Gli USA negano il visto a Paolo Chillè

Il 3 ottobre Paolo Chillè, il 27enne messinese che dal 2016 lotta contro un tumore rarissimo, un sarcoma, ha in programma In California, all’Oncology Research Center di Santa Monica, visita e controlli per capire se gli interventi sperimentali sanitari negli Stati Uniti possano salvarlo.

Ma il rischio è che Paolo non possa  andare in America. Come spiegato dall’avvocato Silvana Paratore -che segue il caso e che domenica sarà a capo dell’evento a Villa Dante per una nuova donazione fondi-  il Consolato americano a Roma non intende concedere il visto a Paolo perché dovrebbe recarsi personalmente nella Capitale per la documentazione e poi poter partire in volo per gli Stati Uniti.

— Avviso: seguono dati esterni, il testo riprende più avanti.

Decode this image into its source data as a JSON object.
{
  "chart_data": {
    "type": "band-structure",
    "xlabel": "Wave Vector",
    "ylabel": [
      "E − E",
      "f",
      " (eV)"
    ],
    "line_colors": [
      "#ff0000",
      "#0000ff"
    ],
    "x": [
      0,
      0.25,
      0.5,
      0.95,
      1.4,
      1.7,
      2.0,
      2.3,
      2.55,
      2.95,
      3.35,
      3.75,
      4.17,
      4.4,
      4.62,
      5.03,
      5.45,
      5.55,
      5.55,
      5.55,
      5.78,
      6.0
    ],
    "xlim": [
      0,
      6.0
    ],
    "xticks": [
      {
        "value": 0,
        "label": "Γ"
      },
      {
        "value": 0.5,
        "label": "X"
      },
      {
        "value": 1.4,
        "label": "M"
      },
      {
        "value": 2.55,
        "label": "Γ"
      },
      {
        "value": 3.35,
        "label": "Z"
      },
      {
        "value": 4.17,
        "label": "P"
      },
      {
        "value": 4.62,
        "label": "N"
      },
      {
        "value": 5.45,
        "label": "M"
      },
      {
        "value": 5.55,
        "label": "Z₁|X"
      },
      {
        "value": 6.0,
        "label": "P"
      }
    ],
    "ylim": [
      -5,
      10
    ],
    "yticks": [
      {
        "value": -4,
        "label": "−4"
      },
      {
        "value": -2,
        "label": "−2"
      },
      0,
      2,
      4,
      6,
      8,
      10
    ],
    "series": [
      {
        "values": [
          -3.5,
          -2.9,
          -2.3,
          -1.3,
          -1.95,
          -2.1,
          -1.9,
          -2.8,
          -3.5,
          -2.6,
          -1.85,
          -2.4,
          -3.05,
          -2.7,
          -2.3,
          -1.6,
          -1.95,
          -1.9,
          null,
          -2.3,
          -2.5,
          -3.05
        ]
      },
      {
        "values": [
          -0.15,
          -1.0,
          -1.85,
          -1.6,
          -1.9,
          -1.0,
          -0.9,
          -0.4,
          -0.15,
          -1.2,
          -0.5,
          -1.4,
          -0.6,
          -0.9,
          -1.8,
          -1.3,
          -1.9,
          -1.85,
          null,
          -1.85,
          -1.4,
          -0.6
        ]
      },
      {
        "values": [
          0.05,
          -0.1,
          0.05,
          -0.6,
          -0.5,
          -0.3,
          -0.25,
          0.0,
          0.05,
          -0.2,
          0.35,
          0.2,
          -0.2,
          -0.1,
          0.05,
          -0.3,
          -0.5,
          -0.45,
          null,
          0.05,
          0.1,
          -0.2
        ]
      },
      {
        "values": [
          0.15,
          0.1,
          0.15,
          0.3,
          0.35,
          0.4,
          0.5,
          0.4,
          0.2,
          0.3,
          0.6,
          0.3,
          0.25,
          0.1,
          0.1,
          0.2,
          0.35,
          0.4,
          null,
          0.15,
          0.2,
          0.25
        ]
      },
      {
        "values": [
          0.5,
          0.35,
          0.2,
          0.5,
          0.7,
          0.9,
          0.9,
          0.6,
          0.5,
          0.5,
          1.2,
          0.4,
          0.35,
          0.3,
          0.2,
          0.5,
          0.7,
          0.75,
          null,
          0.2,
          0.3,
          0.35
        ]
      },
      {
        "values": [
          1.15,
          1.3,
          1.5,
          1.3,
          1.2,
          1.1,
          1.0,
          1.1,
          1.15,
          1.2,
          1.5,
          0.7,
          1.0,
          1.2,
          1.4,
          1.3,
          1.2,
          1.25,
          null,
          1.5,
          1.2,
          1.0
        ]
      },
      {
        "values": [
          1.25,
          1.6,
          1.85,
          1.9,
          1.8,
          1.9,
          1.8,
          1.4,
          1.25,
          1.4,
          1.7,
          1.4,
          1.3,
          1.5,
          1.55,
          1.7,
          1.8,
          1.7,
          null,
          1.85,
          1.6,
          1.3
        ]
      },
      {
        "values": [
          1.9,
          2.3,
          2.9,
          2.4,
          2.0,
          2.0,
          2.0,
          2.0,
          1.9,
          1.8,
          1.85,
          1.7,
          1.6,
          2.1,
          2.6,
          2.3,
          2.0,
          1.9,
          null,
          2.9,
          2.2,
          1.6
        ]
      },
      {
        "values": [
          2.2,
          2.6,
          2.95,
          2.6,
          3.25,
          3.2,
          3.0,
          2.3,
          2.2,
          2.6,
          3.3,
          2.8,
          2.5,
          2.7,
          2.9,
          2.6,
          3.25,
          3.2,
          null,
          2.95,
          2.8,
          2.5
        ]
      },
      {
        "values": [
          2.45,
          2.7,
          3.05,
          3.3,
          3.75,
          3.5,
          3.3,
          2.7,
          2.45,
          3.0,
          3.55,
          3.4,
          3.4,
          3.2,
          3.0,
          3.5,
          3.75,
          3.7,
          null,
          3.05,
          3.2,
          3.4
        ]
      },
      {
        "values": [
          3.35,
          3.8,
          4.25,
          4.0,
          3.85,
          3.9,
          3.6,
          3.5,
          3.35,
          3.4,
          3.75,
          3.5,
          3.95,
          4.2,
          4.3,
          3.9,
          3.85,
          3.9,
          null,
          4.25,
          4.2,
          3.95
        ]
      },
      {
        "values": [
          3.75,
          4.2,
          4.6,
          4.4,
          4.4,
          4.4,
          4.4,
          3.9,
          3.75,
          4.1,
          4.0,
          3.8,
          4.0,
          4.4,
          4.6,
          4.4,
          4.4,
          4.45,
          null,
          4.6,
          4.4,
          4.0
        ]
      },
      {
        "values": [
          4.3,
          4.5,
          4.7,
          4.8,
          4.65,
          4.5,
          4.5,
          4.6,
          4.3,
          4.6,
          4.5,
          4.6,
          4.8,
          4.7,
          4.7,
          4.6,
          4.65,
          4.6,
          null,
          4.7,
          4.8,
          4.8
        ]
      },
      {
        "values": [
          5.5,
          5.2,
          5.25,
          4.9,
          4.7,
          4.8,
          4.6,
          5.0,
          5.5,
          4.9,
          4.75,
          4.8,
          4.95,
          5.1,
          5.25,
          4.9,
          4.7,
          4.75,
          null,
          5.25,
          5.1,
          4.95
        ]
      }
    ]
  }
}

“In caso di malattia grave, per trasferimento con voli umanitari – hanno scritto alla Paratore dal Consolato – è possibile che venga evitata la trafila ma bisogna avere tutta la documentazione medica in inglese e inoltrare tutto al dipartimento”. Paolo è sottoposto in questi giorni a cure e non può recarsi con le sue gambe al consolato americano a Roma, in volo sarà assistito dal medico di bordo. La Paratore ha spiegato quanto sta succedendo nel corso della conferenza stampa che si è tenuta   al III Quartiere dove è stata presentata la manifestazione di domenica.